Conteh v Parking Partners Ltd
The 1976 Race Relations Act (RRA) defines harassment as unwanted conduct which has the purpose or effect of “creating” an intimidating or hostile environment. The Employment Appeal Tribunal (EAT) has said in Conteh v Parking Partners Ltd that a company could not be held liable for harassment if had not “created” the hostile environment in which it took place.
Ms Conteh, who is black, worked alone as a car park attendant beneath a residential development called St George’s in South London for Parking Partners Ltd.
The marketing staff for St George’s did not have to pay to use the car park, but instead had to have their tickets validated by a machine. On the evening of 14 March 2009, the machine refused to validate the ticket of a member of staff. Ms Conteh had been told not to let anyone leave the car park without a valid ticket, so refused to open the barrier.
The next day, another member of the marketing staff turned up at Ms Conteh’s office and allegedly made a series of abusive and racist comments, which included calling Ms Conteh a “fucking stupid black African bitch”. In a further incident that evening, two marketing staff members deliberately blocked the exit barrier for about 15 minutes whilst shouting at Ms Conteh.
Ms Conteh complained to her manager.
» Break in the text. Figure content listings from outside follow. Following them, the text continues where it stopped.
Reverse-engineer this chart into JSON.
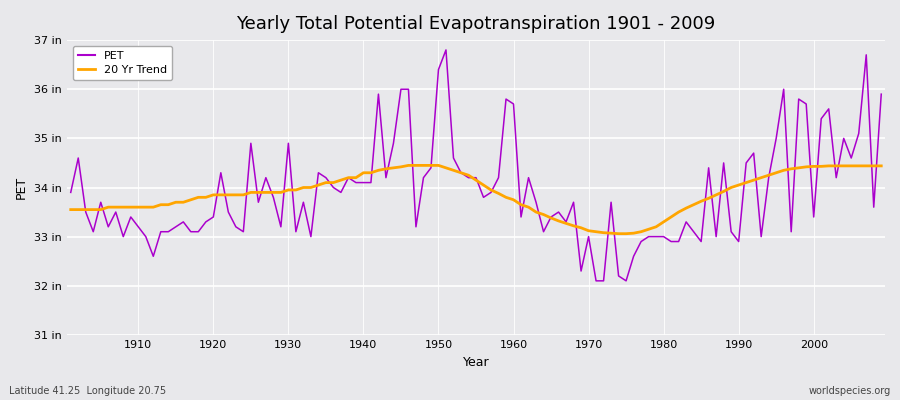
{
  "title": "Yearly Total Potential Evapotranspiration 1901 - 2009",
  "ylabel": "PET",
  "xlabel": "Year",
  "footer_left": "Latitude 41.25  Longitude 20.75",
  "footer_right": "worldspecies.org",
  "ylim": [
    31,
    37
  ],
  "yticks": [
    31,
    32,
    33,
    34,
    35,
    36,
    37
  ],
  "ytick_labels": [
    "31 in",
    "32 in",
    "33 in",
    "34 in",
    "35 in",
    "36 in",
    "37 in"
  ],
  "pet_color": "#AA00CC",
  "trend_color": "#FFA500",
  "bg_color": "#E8E8EB",
  "plot_bg_color": "#E8E8EB",
  "grid_color": "#FFFFFF",
  "years": [
    1901,
    1902,
    1903,
    1904,
    1905,
    1906,
    1907,
    1908,
    1909,
    1910,
    1911,
    1912,
    1913,
    1914,
    1915,
    1916,
    1917,
    1918,
    1919,
    1920,
    1921,
    1922,
    1923,
    1924,
    1925,
    1926,
    1927,
    1928,
    1929,
    1930,
    1931,
    1932,
    1933,
    1934,
    1935,
    1936,
    1937,
    1938,
    1939,
    1940,
    1941,
    1942,
    1943,
    1944,
    1945,
    1946,
    1947,
    1948,
    1949,
    1950,
    1951,
    1952,
    1953,
    1954,
    1955,
    1956,
    1957,
    1958,
    1959,
    1960,
    1961,
    1962,
    1963,
    1964,
    1965,
    1966,
    1967,
    1968,
    1969,
    1970,
    1971,
    1972,
    1973,
    1974,
    1975,
    1976,
    1977,
    1978,
    1979,
    1980,
    1981,
    1982,
    1983,
    1984,
    1985,
    1986,
    1987,
    1988,
    1989,
    1990,
    1991,
    1992,
    1993,
    1994,
    1995,
    1996,
    1997,
    1998,
    1999,
    2000,
    2001,
    2002,
    2003,
    2004,
    2005,
    2006,
    2007,
    2008,
    2009
  ],
  "pet": [
    33.9,
    34.6,
    33.5,
    33.1,
    33.7,
    33.2,
    33.5,
    33.0,
    33.4,
    33.2,
    33.0,
    32.6,
    33.1,
    33.1,
    33.2,
    33.3,
    33.1,
    33.1,
    33.3,
    33.4,
    34.3,
    33.5,
    33.2,
    33.1,
    34.9,
    33.7,
    34.2,
    33.8,
    33.2,
    34.9,
    33.1,
    33.7,
    33.0,
    34.3,
    34.2,
    34.0,
    33.9,
    34.2,
    34.1,
    34.1,
    34.1,
    35.9,
    34.2,
    34.9,
    36.0,
    36.0,
    33.2,
    34.2,
    34.4,
    36.4,
    36.8,
    34.6,
    34.3,
    34.2,
    34.2,
    33.8,
    33.9,
    34.2,
    35.8,
    35.7,
    33.4,
    34.2,
    33.7,
    33.1,
    33.4,
    33.5,
    33.3,
    33.7,
    32.3,
    33.0,
    32.1,
    32.1,
    33.7,
    32.2,
    32.1,
    32.6,
    32.9,
    33.0,
    33.0,
    33.0,
    32.9,
    32.9,
    33.3,
    33.1,
    32.9,
    34.4,
    33.0,
    34.5,
    33.1,
    32.9,
    34.5,
    34.7,
    33.0,
    34.2,
    35.0,
    36.0,
    33.1,
    35.8,
    35.7,
    33.4,
    35.4,
    35.6,
    34.2,
    35.0,
    34.6,
    35.1,
    36.7,
    33.6,
    35.9
  ],
  "trend": [
    33.55,
    33.55,
    33.55,
    33.55,
    33.55,
    33.6,
    33.6,
    33.6,
    33.6,
    33.6,
    33.6,
    33.6,
    33.65,
    33.65,
    33.7,
    33.7,
    33.75,
    33.8,
    33.8,
    33.85,
    33.85,
    33.85,
    33.85,
    33.85,
    33.9,
    33.9,
    33.9,
    33.9,
    33.9,
    33.95,
    33.95,
    34.0,
    34.0,
    34.05,
    34.1,
    34.1,
    34.15,
    34.2,
    34.2,
    34.3,
    34.3,
    34.35,
    34.38,
    34.4,
    34.42,
    34.45,
    34.45,
    34.45,
    34.45,
    34.45,
    34.4,
    34.35,
    34.3,
    34.25,
    34.15,
    34.05,
    33.95,
    33.88,
    33.8,
    33.75,
    33.65,
    33.6,
    33.5,
    33.45,
    33.38,
    33.32,
    33.27,
    33.22,
    33.18,
    33.12,
    33.1,
    33.08,
    33.07,
    33.06,
    33.06,
    33.07,
    33.1,
    33.15,
    33.2,
    33.3,
    33.4,
    33.5,
    33.58,
    33.65,
    33.72,
    33.78,
    33.85,
    33.92,
    34.0,
    34.05,
    34.1,
    34.15,
    34.2,
    34.25,
    34.3,
    34.35,
    34.38,
    34.4,
    34.42,
    34.43,
    34.43,
    34.44,
    34.44,
    34.44,
    34.44,
    34.44,
    34.44,
    34.44,
    34.44
  ]
}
He viewed the CCTV footage which showed the incident (albeit without sound) and could see that she had not reacted to having a finger jabbed in her face. He decided not to take action, however, because he was concerned that St George’s would ask for Ms Conteh to be removed from her job. Instead he changed the system so that the tickets no longer had to be validated.
Ms Conteh complained of direct racial discrimination and racial harassment on the ground that her manager had not spoken to her about the new system and had effectively failed to investigate her complaint.
Section 1 states that it is direct discrimination to treat anyone “less favourably” than someone else on “racial grounds”.
Section 3A states that it is harassment to engage in unwanted conduct which has the purpose or effect of “creating an intimidating, hostile, degrading, humiliating or offensive environment”.
The tribunal, however, did not agree. It said that although the steps taken by the manager were not entirely satisfactory, he would not have done anything different had the complaint been made by a white female member of staff about racial or non-racial abuse. Ms Conteh had not therefore been treated less favourably.
As for the claim of harassment, it said that as the company had not “created” the hostile environment in which the harassment took place, it could not be held vicariously liable for the actions of a third party over which it had no direct control.
The EAT accepted that inaction on an employer’s part could amount to creating an intimidating, hostile, degrading, humiliating or offensive environment. However, on the facts of this case it was a third party who had created the hostile environment rather than the employer, and so they were not liable. In any event, the manager’s inaction had nothing to do with the fact that Ms Conteh was black.
As for the claim of direct discrimination, it was clear from the tribunal’s findings of fact that the manager’s inaction had nothing to do with Ms Conteh’s race. Whatever the nature of the abuse, “he would have taken the same lack of action to the extent that he did”.
This case was decided under the Race Relations Act 1976 which has no specific provisions making employers liable for harassment of their employees by third parties. If it had been decided under the Equality Act (effective from 1 October 2010), by contrast, the employer could well have been held liable if the harassment had occurred at least twice and they had failed to take reasonably practicable steps to prevent it.